3 takeaways from the AAOS about bundled payments for joint replacements
3 Takeaways from the Annual Meeting of AAOS (by Arundhati Parmar at MDDIonline)
How is bundled payment in joint replacement going to affect device makers? At AAOS, some conclusions could be reached.
A sea change is occurring in the way joint replacement surgery is performed and reimbursed in the U.S. On April 1, the Comprehensive Care for Joint Replacement Model that by which the Centers for Medicare and Medicaid Services will pay hospitals in 67 metropolitan statistical areas a fixed amount for the entire episode of joint replacement that stretches from 72 hours prior to surgery through 90 days after the procedure.
After attending the annual meeting of the American Academy of Orthopedic Surgeons, where the topic was discussed thoroughly, these three conclusions can be safely made about what the future holds.
- New Kind of Innovation Will be Rewarded
In the medical device world overall, and in the orthopedics world in particular, there was one simple definition of innovation — launch a newer version of an existing product with more bells and whistles and charging a premium for it. In an exclusive interview with MD+DI at AAOS, Stryker CEO Kevin Lobo said those days are now over. He recalled that in October 2012 as part of an interview at the Cleveland Clinic he was asked when the company’s new knee was going to be launched.
“I said I don’t even have one in development” Lobo said. “There were 600 people in the audience that gasped — literally gasped — when I said that.”

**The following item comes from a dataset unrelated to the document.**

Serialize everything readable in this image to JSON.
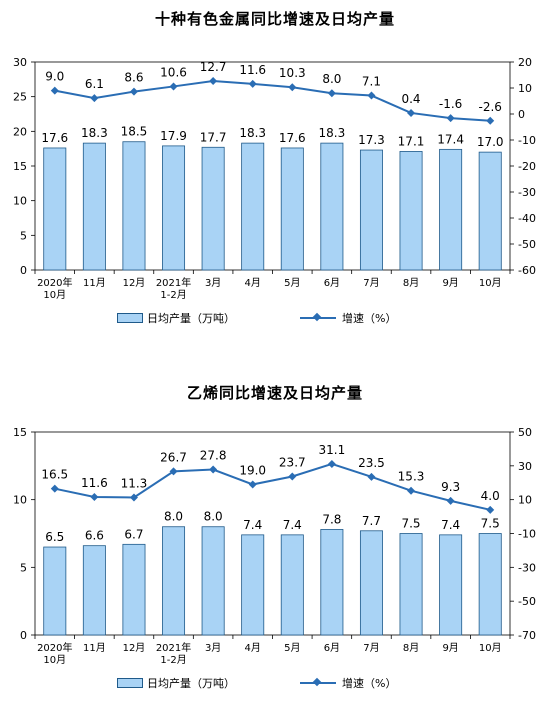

But that didn’t mean that Stryker would stop innovating. In fact, that move away from the conventional definition of innovation led the Kalamazoo, MI, device maker to focus instead on improving the procedure of joint replacement and led to the acquisition of the Mako surgical system, the robotic platform that can now implant Stryker-made hips and knees.
“We decided to innovate on the procedure of joint replacement and not the product,” Lobo said.
Meanwhile, surgeons and hospitals are looking at process innovations and not necessarily product innovations.
For instance, can deviec makers partners with surgeons and hospitals to reduce the number of trays opened for a knee replacement. said Dr. Thomas Barber, an orthopedic surgeon based in Oakland, CA.
“Instead of 10 trays, can we do 2 trays,” he said noting that the reduction may be achieved by a change in packaging.
“I think that prosthetic/implant companies that are able to work with hospitals and physicians and partner with them to improve the care and improve the utilization of resources at the same time are the ones that are really going to profit from this,” said “There will be more partnering with companies to look at ways to improve efficiency and productivity in the operating room to be able to do higher volumes in a shorter time and in a safe manner.”
2. Implant Pricing Won’t Be Under Huge Pressure
Those who were worried that a bundled payment system would necessarily drive hospitals to ask for further price cuts from implant makers, can rest easy.
The general consensus is that hospitals will be more focused on reducing costs following the implant procedure in the hospital and will instead look at cutting costs in the recovery period.
“The way it’s set up the only place that the cost savings can come from is post-acute care, so it’s after hospital discharge,”
While hospitals may push device makers to reduce cost to give themselves a cushion should their costs to treat joint replacements is higher than the reimbursement target price set by CMS’ bundle, it’s not going to be significant.
Barber, however, noted that hospitals and payers are now negotiating commercial models modeled after CMS’ bundle that may very well include a desire to cut implant prices and reduce length of stay in the hospital.
3. Skilled Nursing Facilities Will Take a Hit
Skilled nursing facilities that rely on patients being moved for rehab following joint replacement procedures are going to have a difficult time. While some hospitals have bought skilled nursing facilities, others still are standalone and may see their volume of joint replacement patients reduce tremendously.
One surgeon presenter at AAOS explained that in many cases these facilities order unneccearry diagnostic tests such as ultrasound or X-Ray that increase costs after hospital discharge. Bryan Springer, an orthopedic surgeon with OrthoCarolina, an academic orthopedics practice serving North Carolina and the Southeast said the group has been able to cut the number of skilled nursing facilities it works with to just 36 from 434 last year.
Device makers that sell supplies and equipment to such facilities need to pay heed to this new emerging economic reality when it comes to skilled nursing facilities, especially if their patient population is weighted heavily toward joint replacement patients.